PyData Eindhoven 2022

Becoming a Pokémon Master with DVC: reproducible machine learning experiments
12-02, 15:50–16:20 (Europe/Amsterdam), Auditorium

In machine learning projects we need to experiment in order to find and maintain the best-performing model. While we can do initial prototyping in a Notebook, eventually we need to move towards more structured experiment tracking to facilitate reproducibility of our experiments.

The open-source DVC library aims to tackle this problem through a Git-based approach to versioning data and artifacts. In this talk we will explore how DVC works, how we can apply it to conduct ML experiments, and how we can use it to become a great Pokémon trainer.

Every data scientist has at one point kept track of their experiments on paper, sticky notes, or in a spreadsheet. But how can we guarantee reproducibility for potentially thousands of experiments over numerous years? Can we figure out which version of a model ran in production six months ago, and what data went into its training?

The talk is aimed at data scientists and explores best practices for ML projects using a light-hearted topic. Some general knowledge of how ML works is expected, but not necessary to understand the talk. The key concept is reproducibility: how can we track and version not just code, but entire experiments?

DVC is a potential solution for this. The philosophy behind it can be summarized as "Git for data and models". I will discuss its concepts and show how it works in practice for a classifier of Pokémon sprites.

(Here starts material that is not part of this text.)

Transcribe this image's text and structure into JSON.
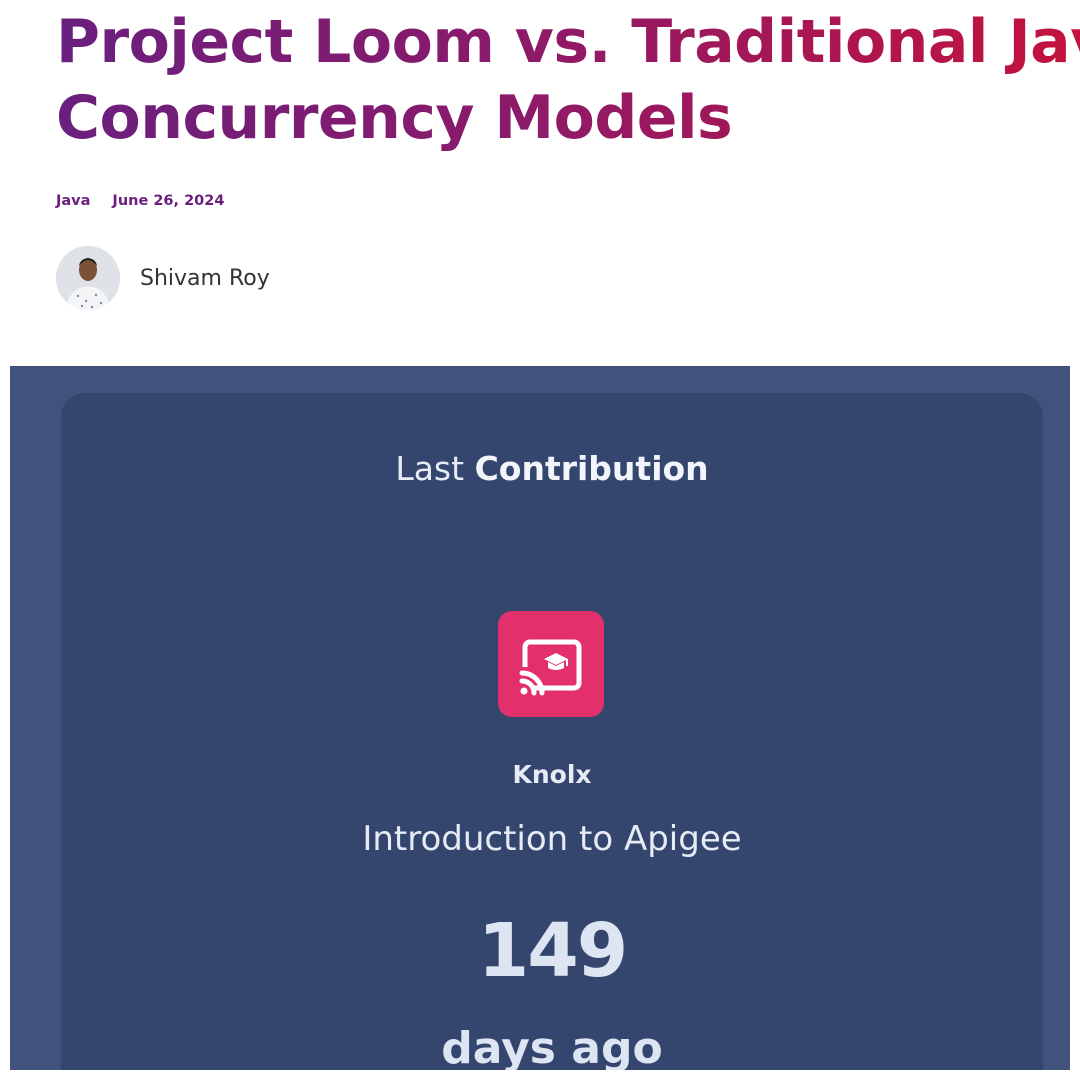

The main takeaway will be the importance of reproducibility and a demo on how to achieve this.

Prior Knowledge Expected

No previous knowledge expected

Rob is a developer advocate at Iterative AI. He’s got a background in information sciences, and experience in data analytics and engineering. Right now he’s learning a whole lot about MLOps and exploring how people can adopt a collaborative, experiment-driven approach to ML projects.